Entsprechend dem Angebotsspektrum der ISH richtet sich das Hauptinteresse der Besucher je zur Hälfte auf die Heizungs- und Klimatechnik sowie auf die Erlebniswelt Bad. Michael von Bock und Polach, Hauptgeschäftsführer des Zentralverbandes Sanitär Heizung Klima (ZVSHK): "Im allgemeinen Krisengerede hat die ISH 2009 einen wohltuenden Kontrapunkt gesetzt. Die SHK-Branche hat eindrucksvoll gezeigt, warum sie sich in den nächsten Monaten als krisenfest erweisen kann. Sie bietet eine Vielfalt an innovativen Produkten und Dienstleistungen, die Hausbesitzern in unsicheren Zeiten den Werterhalt oder auch die Wertsteigerung der eigenen Immobilie ermöglichen wird. Hier sehen wir für unsere Fachbetriebe in den nächsten Jahren ein Erfolg versprechendes Geschäftsfeld.

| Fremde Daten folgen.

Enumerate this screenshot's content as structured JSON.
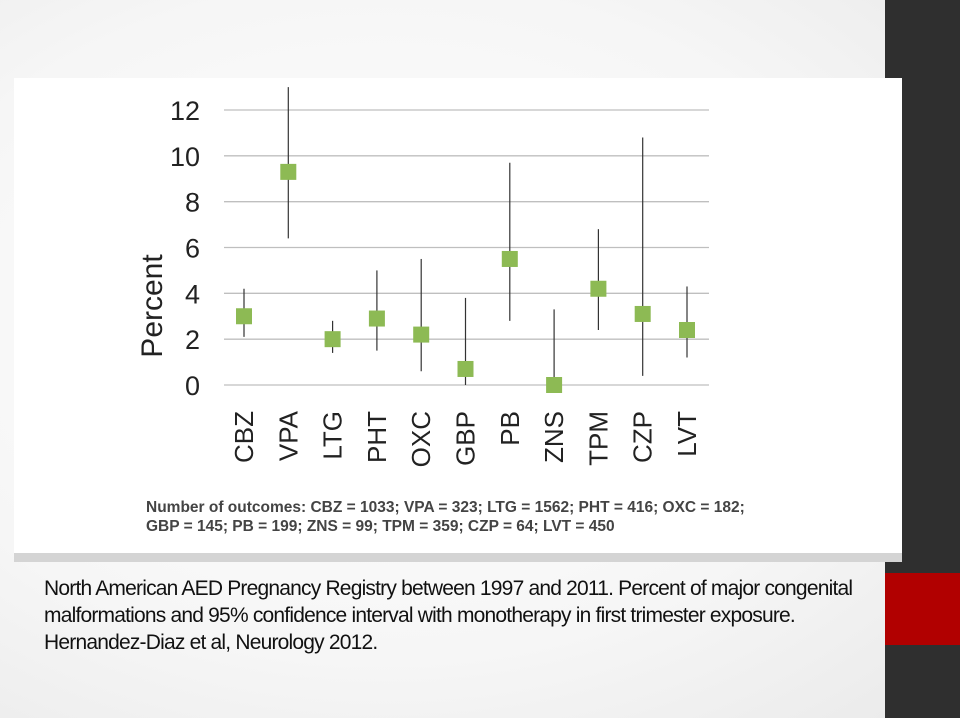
{
  "caption": {
    "line1": "North American AED Pregnancy Registry between 1997 and 2011. Percent of major congenital",
    "line2": "malformations and 95% confidence interval with monotherapy in first trimester exposure.",
    "line3": "Hernandez-Diaz et al, Neurology 2012."
  },
  "colors": {
    "marker": "#8dba54",
    "whisker": "#333333",
    "grid": "#bfbfbf",
    "side_bar": "#2f2f2f",
    "side_accent": "#b10000"
  },
  "chart_data": {
    "type": "scatter",
    "title": "",
    "xlabel": "",
    "ylabel": "Percent",
    "ylim": [
      0,
      12
    ],
    "yticks": [
      0,
      2,
      4,
      6,
      8,
      10,
      12
    ],
    "grid": true,
    "categories": [
      "CBZ",
      "VPA",
      "LTG",
      "PHT",
      "OXC",
      "GBP",
      "PB",
      "ZNS",
      "TPM",
      "CZP",
      "LVT"
    ],
    "values": [
      3.0,
      9.3,
      2.0,
      2.9,
      2.2,
      0.7,
      5.5,
      0.0,
      4.2,
      3.1,
      2.4
    ],
    "ci_low": [
      2.1,
      6.4,
      1.4,
      1.5,
      0.6,
      0.0,
      2.8,
      0.0,
      2.4,
      0.4,
      1.2
    ],
    "ci_high": [
      4.2,
      13.0,
      2.8,
      5.0,
      5.5,
      3.8,
      9.7,
      3.3,
      6.8,
      10.8,
      4.3
    ],
    "footnote_line1": "Number of outcomes: CBZ = 1033; VPA = 323; LTG = 1562; PHT = 416; OXC = 182;",
    "footnote_line2": "GBP = 145; PB = 199; ZNS = 99; TPM = 359; CZP = 64; LVT = 450"
  }
}
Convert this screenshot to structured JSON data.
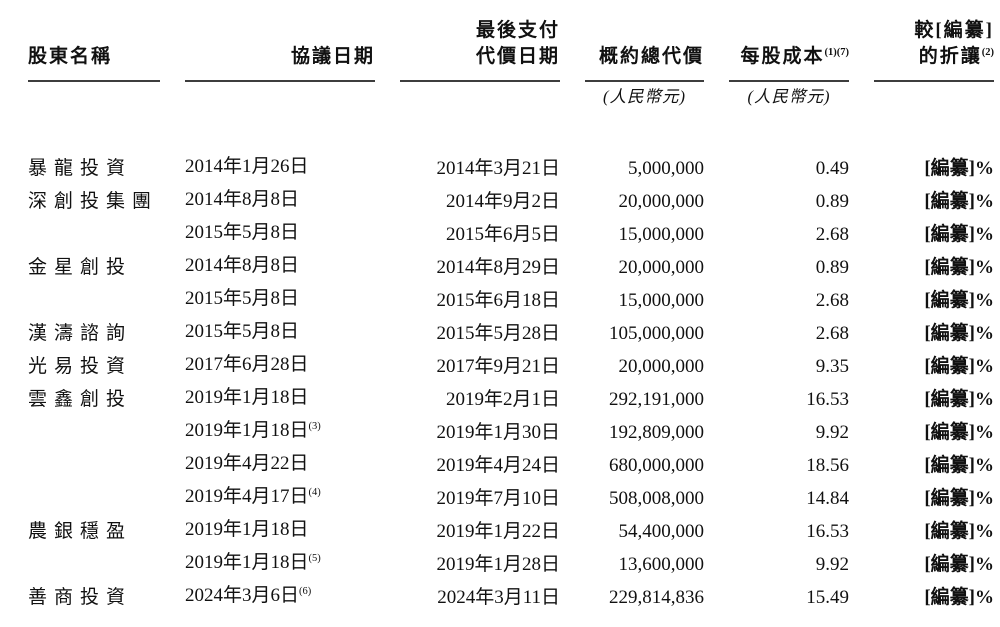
{
  "page": {
    "background_color": "#ffffff",
    "text_color": "#111111",
    "rule_color": "#3d3d3d"
  },
  "table": {
    "headers": {
      "shareholder": "股東名稱",
      "agreement_date": "協議日期",
      "payment_date_line1": "最後支付",
      "payment_date_line2": "代價日期",
      "total_consideration": "概約總代價",
      "total_consideration_sub": "(人民幣元)",
      "cost_per_share": "每股成本",
      "cost_per_share_sup": "(1)(7)",
      "cost_per_share_sub": "(人民幣元)",
      "discount_line1": "較[編纂]",
      "discount_line2": "的折讓",
      "discount_sup": "(2)"
    },
    "rows": [
      {
        "shareholder": "暴龍投資",
        "agreement_date": "2014年1月26日",
        "agreement_sup": "",
        "payment_date": "2014年3月21日",
        "total": "5,000,000",
        "per_share": "0.49",
        "discount": "[編纂]%"
      },
      {
        "shareholder": "深創投集團",
        "agreement_date": "2014年8月8日",
        "agreement_sup": "",
        "payment_date": "2014年9月2日",
        "total": "20,000,000",
        "per_share": "0.89",
        "discount": "[編纂]%"
      },
      {
        "shareholder": "",
        "agreement_date": "2015年5月8日",
        "agreement_sup": "",
        "payment_date": "2015年6月5日",
        "total": "15,000,000",
        "per_share": "2.68",
        "discount": "[編纂]%"
      },
      {
        "shareholder": "金星創投",
        "agreement_date": "2014年8月8日",
        "agreement_sup": "",
        "payment_date": "2014年8月29日",
        "total": "20,000,000",
        "per_share": "0.89",
        "discount": "[編纂]%"
      },
      {
        "shareholder": "",
        "agreement_date": "2015年5月8日",
        "agreement_sup": "",
        "payment_date": "2015年6月18日",
        "total": "15,000,000",
        "per_share": "2.68",
        "discount": "[編纂]%"
      },
      {
        "shareholder": "漢濤諮詢",
        "agreement_date": "2015年5月8日",
        "agreement_sup": "",
        "payment_date": "2015年5月28日",
        "total": "105,000,000",
        "per_share": "2.68",
        "discount": "[編纂]%"
      },
      {
        "shareholder": "光易投資",
        "agreement_date": "2017年6月28日",
        "agreement_sup": "",
        "payment_date": "2017年9月21日",
        "total": "20,000,000",
        "per_share": "9.35",
        "discount": "[編纂]%"
      },
      {
        "shareholder": "雲鑫創投",
        "agreement_date": "2019年1月18日",
        "agreement_sup": "",
        "payment_date": "2019年2月1日",
        "total": "292,191,000",
        "per_share": "16.53",
        "discount": "[編纂]%"
      },
      {
        "shareholder": "",
        "agreement_date": "2019年1月18日",
        "agreement_sup": "(3)",
        "payment_date": "2019年1月30日",
        "total": "192,809,000",
        "per_share": "9.92",
        "discount": "[編纂]%"
      },
      {
        "shareholder": "",
        "agreement_date": "2019年4月22日",
        "agreement_sup": "",
        "payment_date": "2019年4月24日",
        "total": "680,000,000",
        "per_share": "18.56",
        "discount": "[編纂]%"
      },
      {
        "shareholder": "",
        "agreement_date": "2019年4月17日",
        "agreement_sup": "(4)",
        "payment_date": "2019年7月10日",
        "total": "508,008,000",
        "per_share": "14.84",
        "discount": "[編纂]%"
      },
      {
        "shareholder": "農銀穩盈",
        "agreement_date": "2019年1月18日",
        "agreement_sup": "",
        "payment_date": "2019年1月22日",
        "total": "54,400,000",
        "per_share": "16.53",
        "discount": "[編纂]%"
      },
      {
        "shareholder": "",
        "agreement_date": "2019年1月18日",
        "agreement_sup": "(5)",
        "payment_date": "2019年1月28日",
        "total": "13,600,000",
        "per_share": "9.92",
        "discount": "[編纂]%"
      },
      {
        "shareholder": "善商投資",
        "agreement_date": "2024年3月6日",
        "agreement_sup": "(6)",
        "payment_date": "2024年3月11日",
        "total": "229,814,836",
        "per_share": "15.49",
        "discount": "[編纂]%"
      }
    ]
  }
}
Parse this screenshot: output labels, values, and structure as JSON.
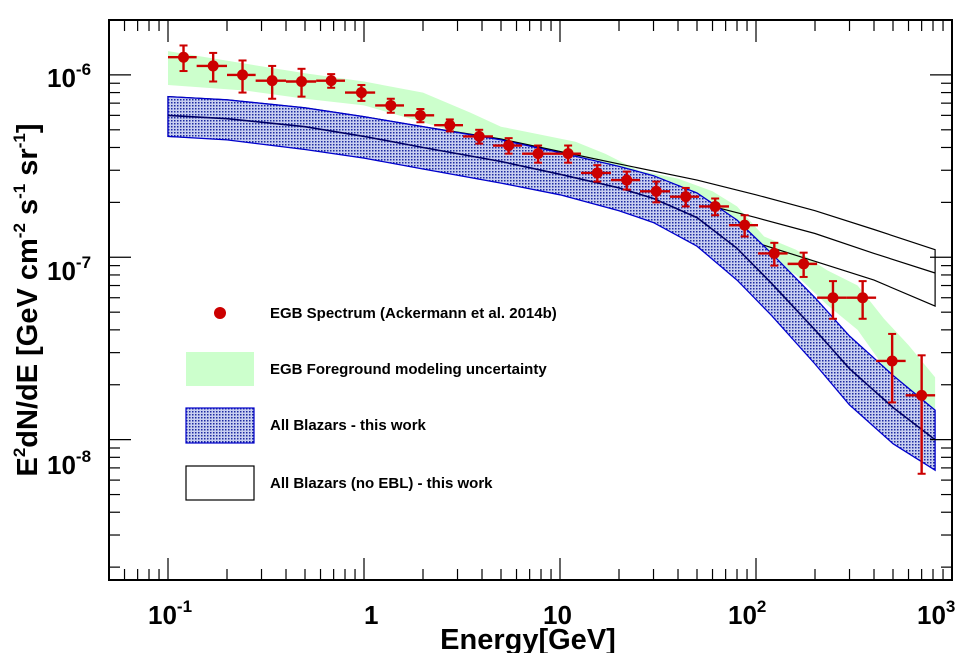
{
  "chart_data": {
    "type": "scatter",
    "title": "",
    "xlabel": "Energy[GeV]",
    "ylabel": {
      "base": "E",
      "sup1": "2",
      "mid1": "dN/dE [GeV cm",
      "sup2": "-2",
      "mid2": " s",
      "sup3": "-1",
      "mid3": " sr",
      "sup4": "-1",
      "end": "]"
    },
    "xscale": "log",
    "yscale": "log",
    "xlim": [
      0.05,
      1000
    ],
    "ylim": [
      1.7e-09,
      2e-06
    ],
    "grid": false,
    "legend_position": "left",
    "x_tick_labels": [
      {
        "value": 0.1,
        "base": "10",
        "exp": "-1"
      },
      {
        "value": 1,
        "base": "1",
        "exp": ""
      },
      {
        "value": 10,
        "base": "10",
        "exp": ""
      },
      {
        "value": 100,
        "base": "10",
        "exp": "2"
      },
      {
        "value": 1000,
        "base": "10",
        "exp": "3"
      }
    ],
    "y_tick_labels": [
      {
        "value": 1e-08,
        "base": "10",
        "exp": "-8"
      },
      {
        "value": 1e-07,
        "base": "10",
        "exp": "-7"
      },
      {
        "value": 1e-06,
        "base": "10",
        "exp": "-6"
      }
    ],
    "colors": {
      "data_points": "#cc0000",
      "foreground_band": "#ccffcc",
      "blazar_band_fill": "#7f8fd0",
      "blazar_band_edge": "#0000cc",
      "blazar_band_center": "#000066",
      "no_ebl_band": "#000000"
    },
    "series": [
      {
        "name": "EGB Spectrum (Ackermann et al. 2014b)",
        "kind": "points",
        "points": [
          {
            "x": 0.12,
            "y": 1.25e-06,
            "xlo": 0.1,
            "xhi": 0.14,
            "ylo": 1.05e-06,
            "yhi": 1.45e-06
          },
          {
            "x": 0.17,
            "y": 1.12e-06,
            "xlo": 0.14,
            "xhi": 0.2,
            "ylo": 9.2e-07,
            "yhi": 1.32e-06
          },
          {
            "x": 0.24,
            "y": 1e-06,
            "xlo": 0.2,
            "xhi": 0.28,
            "ylo": 8e-07,
            "yhi": 1.2e-06
          },
          {
            "x": 0.34,
            "y": 9.3e-07,
            "xlo": 0.28,
            "xhi": 0.4,
            "ylo": 7.4e-07,
            "yhi": 1.12e-06
          },
          {
            "x": 0.48,
            "y": 9.2e-07,
            "xlo": 0.4,
            "xhi": 0.57,
            "ylo": 7.6e-07,
            "yhi": 1.08e-06
          },
          {
            "x": 0.68,
            "y": 9.3e-07,
            "xlo": 0.57,
            "xhi": 0.8,
            "ylo": 8.5e-07,
            "yhi": 1.01e-06
          },
          {
            "x": 0.97,
            "y": 8e-07,
            "xlo": 0.8,
            "xhi": 1.14,
            "ylo": 7.2e-07,
            "yhi": 8.8e-07
          },
          {
            "x": 1.37,
            "y": 6.8e-07,
            "xlo": 1.14,
            "xhi": 1.6,
            "ylo": 6.2e-07,
            "yhi": 7.4e-07
          },
          {
            "x": 1.94,
            "y": 6e-07,
            "xlo": 1.6,
            "xhi": 2.28,
            "ylo": 5.5e-07,
            "yhi": 6.5e-07
          },
          {
            "x": 2.74,
            "y": 5.3e-07,
            "xlo": 2.28,
            "xhi": 3.2,
            "ylo": 4.9e-07,
            "yhi": 5.7e-07
          },
          {
            "x": 3.87,
            "y": 4.6e-07,
            "xlo": 3.2,
            "xhi": 4.55,
            "ylo": 4.2e-07,
            "yhi": 5e-07
          },
          {
            "x": 5.47,
            "y": 4.1e-07,
            "xlo": 4.55,
            "xhi": 6.4,
            "ylo": 3.7e-07,
            "yhi": 4.5e-07
          },
          {
            "x": 7.73,
            "y": 3.7e-07,
            "xlo": 6.4,
            "xhi": 9.1,
            "ylo": 3.3e-07,
            "yhi": 4.1e-07
          },
          {
            "x": 11.0,
            "y": 3.7e-07,
            "xlo": 9.1,
            "xhi": 12.8,
            "ylo": 3.3e-07,
            "yhi": 4.1e-07
          },
          {
            "x": 15.5,
            "y": 2.9e-07,
            "xlo": 12.8,
            "xhi": 18.2,
            "ylo": 2.6e-07,
            "yhi": 3.2e-07
          },
          {
            "x": 21.9,
            "y": 2.65e-07,
            "xlo": 18.2,
            "xhi": 25.6,
            "ylo": 2.35e-07,
            "yhi": 2.95e-07
          },
          {
            "x": 31.0,
            "y": 2.3e-07,
            "xlo": 25.6,
            "xhi": 36.4,
            "ylo": 2e-07,
            "yhi": 2.6e-07
          },
          {
            "x": 43.8,
            "y": 2.15e-07,
            "xlo": 36.4,
            "xhi": 51.2,
            "ylo": 1.9e-07,
            "yhi": 2.4e-07
          },
          {
            "x": 61.9,
            "y": 1.9e-07,
            "xlo": 51.2,
            "xhi": 72.8,
            "ylo": 1.7e-07,
            "yhi": 2.1e-07
          },
          {
            "x": 87.5,
            "y": 1.5e-07,
            "xlo": 72.8,
            "xhi": 102.4,
            "ylo": 1.3e-07,
            "yhi": 1.7e-07
          },
          {
            "x": 124,
            "y": 1.05e-07,
            "xlo": 102.4,
            "xhi": 145,
            "ylo": 9e-08,
            "yhi": 1.2e-07
          },
          {
            "x": 175,
            "y": 9.2e-08,
            "xlo": 145,
            "xhi": 205,
            "ylo": 7.8e-08,
            "yhi": 1.06e-07
          },
          {
            "x": 247,
            "y": 6e-08,
            "xlo": 205,
            "xhi": 290,
            "ylo": 4.6e-08,
            "yhi": 7.4e-08
          },
          {
            "x": 350,
            "y": 6e-08,
            "xlo": 290,
            "xhi": 410,
            "ylo": 4.6e-08,
            "yhi": 7.4e-08
          },
          {
            "x": 495,
            "y": 2.7e-08,
            "xlo": 410,
            "xhi": 580,
            "ylo": 1.6e-08,
            "yhi": 3.8e-08
          },
          {
            "x": 700,
            "y": 1.75e-08,
            "xlo": 580,
            "xhi": 820,
            "ylo": 6.5e-09,
            "yhi": 2.9e-08
          }
        ]
      },
      {
        "name": "EGB Foreground modeling uncertainty",
        "kind": "band",
        "x": [
          0.1,
          0.25,
          0.5,
          1.0,
          2.0,
          3.5,
          5.0,
          8.0,
          12.0,
          17.0,
          25.0,
          40.0,
          60.0,
          80.0,
          110.0,
          160.0,
          230.0,
          330.0,
          450.0,
          600.0,
          820.0
        ],
        "ylo": [
          8.8e-07,
          8.2e-07,
          7.4e-07,
          6.8e-07,
          5.5e-07,
          4.6e-07,
          4e-07,
          3.4e-07,
          3e-07,
          2.7e-07,
          2.4e-07,
          2e-07,
          1.7e-07,
          1.4e-07,
          1e-07,
          8e-08,
          5.5e-08,
          4e-08,
          2.5e-08,
          1.8e-08,
          1.2e-08
        ],
        "yhi": [
          1.35e-06,
          1.15e-06,
          1.02e-06,
          9.2e-07,
          8e-07,
          6.2e-07,
          5.2e-07,
          4.7e-07,
          4.3e-07,
          3.7e-07,
          3e-07,
          2.7e-07,
          2.3e-07,
          1.9e-07,
          1.3e-07,
          1.1e-07,
          8.5e-08,
          7e-08,
          4.6e-08,
          3.3e-08,
          2.2e-08
        ]
      },
      {
        "name": "All Blazars - this work",
        "kind": "band",
        "x": [
          0.1,
          0.2,
          0.5,
          1.0,
          2.0,
          5.0,
          10.0,
          20.0,
          30.0,
          50.0,
          80.0,
          120.0,
          200.0,
          300.0,
          500.0,
          820.0
        ],
        "ylo": [
          4.6e-07,
          4.4e-07,
          3.9e-07,
          3.5e-07,
          3.05e-07,
          2.55e-07,
          2.2e-07,
          1.8e-07,
          1.55e-07,
          1.15e-07,
          7.5e-08,
          4.8e-08,
          2.6e-08,
          1.55e-08,
          9.5e-09,
          6.8e-09
        ],
        "ymid": [
          6e-07,
          5.75e-07,
          5.2e-07,
          4.6e-07,
          4e-07,
          3.35e-07,
          2.85e-07,
          2.4e-07,
          2.1e-07,
          1.65e-07,
          1.12e-07,
          7.2e-08,
          4e-08,
          2.45e-08,
          1.5e-08,
          1e-08
        ],
        "yhi": [
          7.6e-07,
          7.3e-07,
          6.6e-07,
          5.9e-07,
          5.2e-07,
          4.4e-07,
          3.75e-07,
          3.15e-07,
          2.8e-07,
          2.25e-07,
          1.6e-07,
          1.05e-07,
          6e-08,
          3.7e-08,
          2.25e-08,
          1.45e-08
        ]
      },
      {
        "name": "All Blazars (no EBL) - this work",
        "kind": "band",
        "x": [
          0.1,
          0.2,
          0.5,
          1.0,
          2.0,
          5.0,
          10.0,
          20.0,
          50.0,
          100.0,
          200.0,
          400.0,
          820.0
        ],
        "ylo": [
          4.6e-07,
          4.45e-07,
          3.95e-07,
          3.55e-07,
          3.1e-07,
          2.6e-07,
          2.25e-07,
          1.9e-07,
          1.5e-07,
          1.2e-07,
          9.5e-08,
          7.5e-08,
          5.4e-08
        ],
        "ymid": [
          6e-07,
          5.75e-07,
          5.2e-07,
          4.6e-07,
          4e-07,
          3.4e-07,
          2.9e-07,
          2.5e-07,
          2e-07,
          1.65e-07,
          1.35e-07,
          1.05e-07,
          8.2e-08
        ],
        "yhi": [
          7.6e-07,
          7.3e-07,
          6.6e-07,
          5.9e-07,
          5.2e-07,
          4.45e-07,
          3.8e-07,
          3.25e-07,
          2.65e-07,
          2.2e-07,
          1.8e-07,
          1.42e-07,
          1.1e-07
        ]
      }
    ]
  }
}
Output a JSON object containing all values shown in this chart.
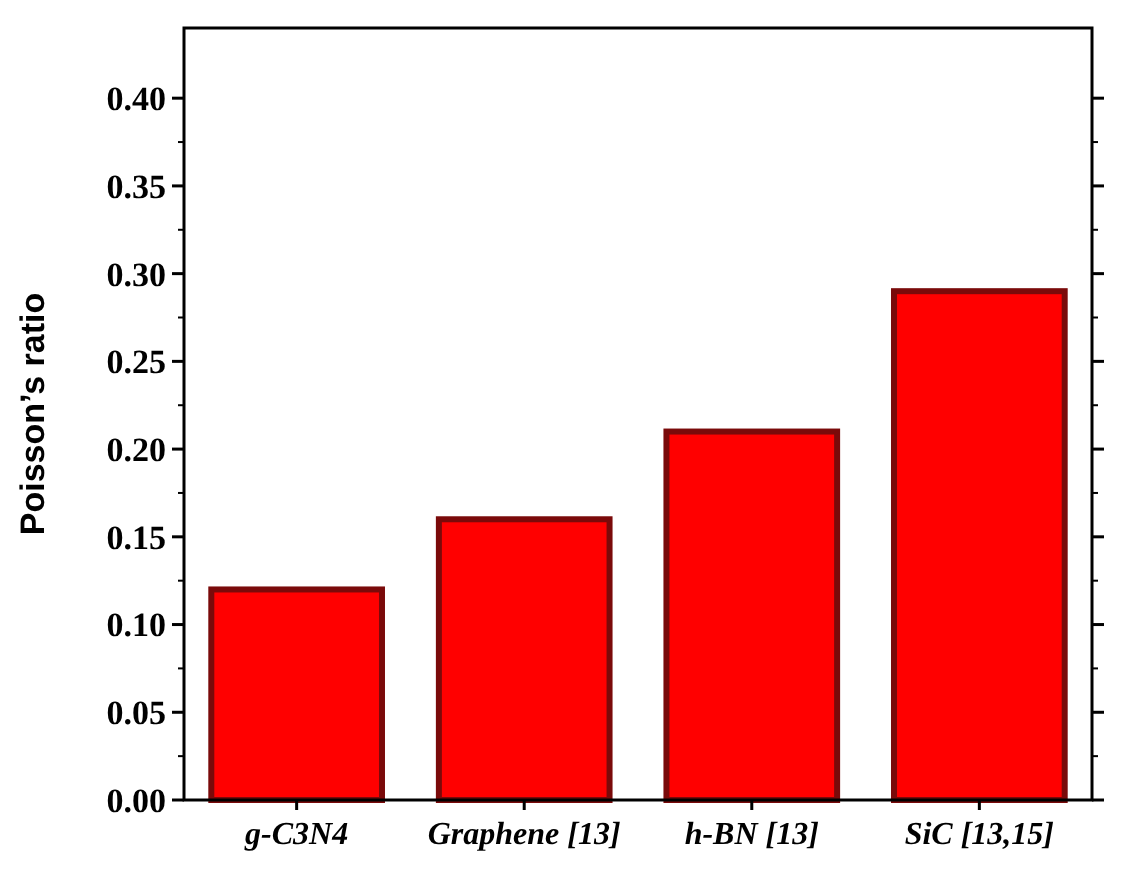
{
  "chart_data": {
    "type": "bar",
    "ylabel": "Poisson’s ratio",
    "categories": [
      "g-C3N4",
      "Graphene [13]",
      "h-BN [13]",
      "SiC [13,15]"
    ],
    "values": [
      0.12,
      0.16,
      0.21,
      0.29
    ],
    "color": "#ff0000",
    "ylim": [
      0,
      0.44
    ],
    "yticks": [
      {
        "value": 0,
        "label": "0.00"
      },
      {
        "value": 0.05,
        "label": "0.05"
      },
      {
        "value": 0.1,
        "label": "0.10"
      },
      {
        "value": 0.15,
        "label": "0.15"
      },
      {
        "value": 0.2,
        "label": "0.20"
      },
      {
        "value": 0.25,
        "label": "0.25"
      },
      {
        "value": 0.3,
        "label": "0.30"
      },
      {
        "value": 0.35,
        "label": "0.35"
      },
      {
        "value": 0.4,
        "label": "0.40"
      }
    ],
    "grid": false
  }
}
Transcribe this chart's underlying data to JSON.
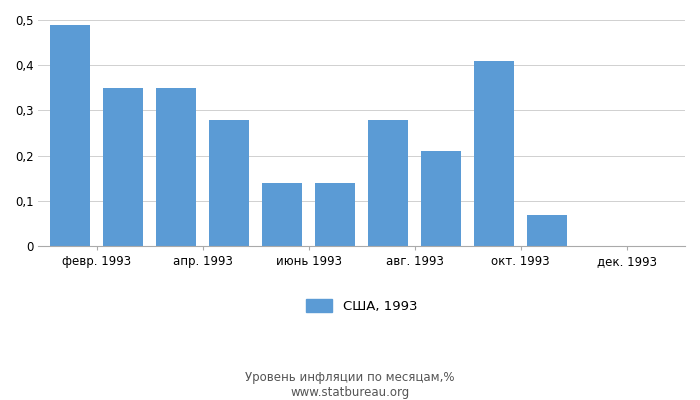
{
  "months_count": 12,
  "values": [
    0.49,
    0.35,
    0.35,
    0.28,
    0.14,
    0.14,
    0.28,
    0.21,
    0.41,
    0.07,
    0.0,
    0.0
  ],
  "xtick_labels": [
    "февр. 1993",
    "апр. 1993",
    "июнь 1993",
    "авг. 1993",
    "окт. 1993",
    "дек. 1993"
  ],
  "bar_color": "#5b9bd5",
  "legend_label": "США, 1993",
  "bottom_label": "Уровень инфляции по месяцам,%",
  "source_text": "www.statbureau.org",
  "ylim": [
    0,
    0.5
  ],
  "yticks": [
    0,
    0.1,
    0.2,
    0.3,
    0.4,
    0.5
  ],
  "ytick_labels": [
    "0",
    "0,1",
    "0,2",
    "0,3",
    "0,4",
    "0,5"
  ],
  "background_color": "#ffffff",
  "grid_color": "#d0d0d0"
}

Dass die Fachbesucher aus dem Handwerk erneut die größte Besuchergruppe gestellt haben, beweist den anhaltenden Erfolg des bewährten ISH-Messekonzeptes. Die ISH ist eine Systemmesse, die Sanitär-, Heizungs- und Klimatechnik gleichberechtigt nebeneinander stellt. Genau das wollen unsere Leute sehen."

Etwa zwei Drittel der mehr als 200.000 Besucher sind Führungskräfte mit hoher Entscheidungskompetenz. Die größte Gruppe stellt mit über 80.000 Installateuren das Handwerk. Weitere wichtige Besuchergruppen bilden Ingenieure, Architekten, Designer, Planer und der Handel. Die Top-Ten-Besuchernationen sind nach Deutschland: Italien, Niederlande, Frankreich, Schweiz, Österreich, Belgien, Großbritannien, Polen, Schweden und Spanien.

Die nächste ISH findet vom 15. bis 19. März 2011 in Frankfurt am Main statt.

Messe Frankfurt Exhibition GmbH

Die Messe Frankfurt ist mit 436 Millionen Euro Umsatz 2008 (Stand November) und weltweit über 1.400 Mitarbeitern das größte deutsche Messeunternehmen. Der Konzern besitzt ein globales Netz aus 29 Tochtergesellschaften, fünf Niederlassungen und 48 internationalen Vertriebspartnern. Damit ist die Messe Frankfurt in mehr als 150 Ländern für ihre Kunden präsent. An über 30 Standorten in der Welt finden Veranstaltungen "Made by Messe Frankfurt" statt. Im Jahr 2008 organisierte die Messe Frankfurt über 100 Messen, davon mehr als die Hälfte im Ausland.

Auf den 322.000 Quadratmetern Ausstellungsfläche der Messe Frankfurt stehen derzeit neun Hallen und ein angeschlossenes Kongresszentrum. Das Unternehmen befindet sich in öffentlicher Hand, Anteilseigner sind die Stadt Frankfurt mit 60 Prozent und das Land Hessen mit 40 Prozent.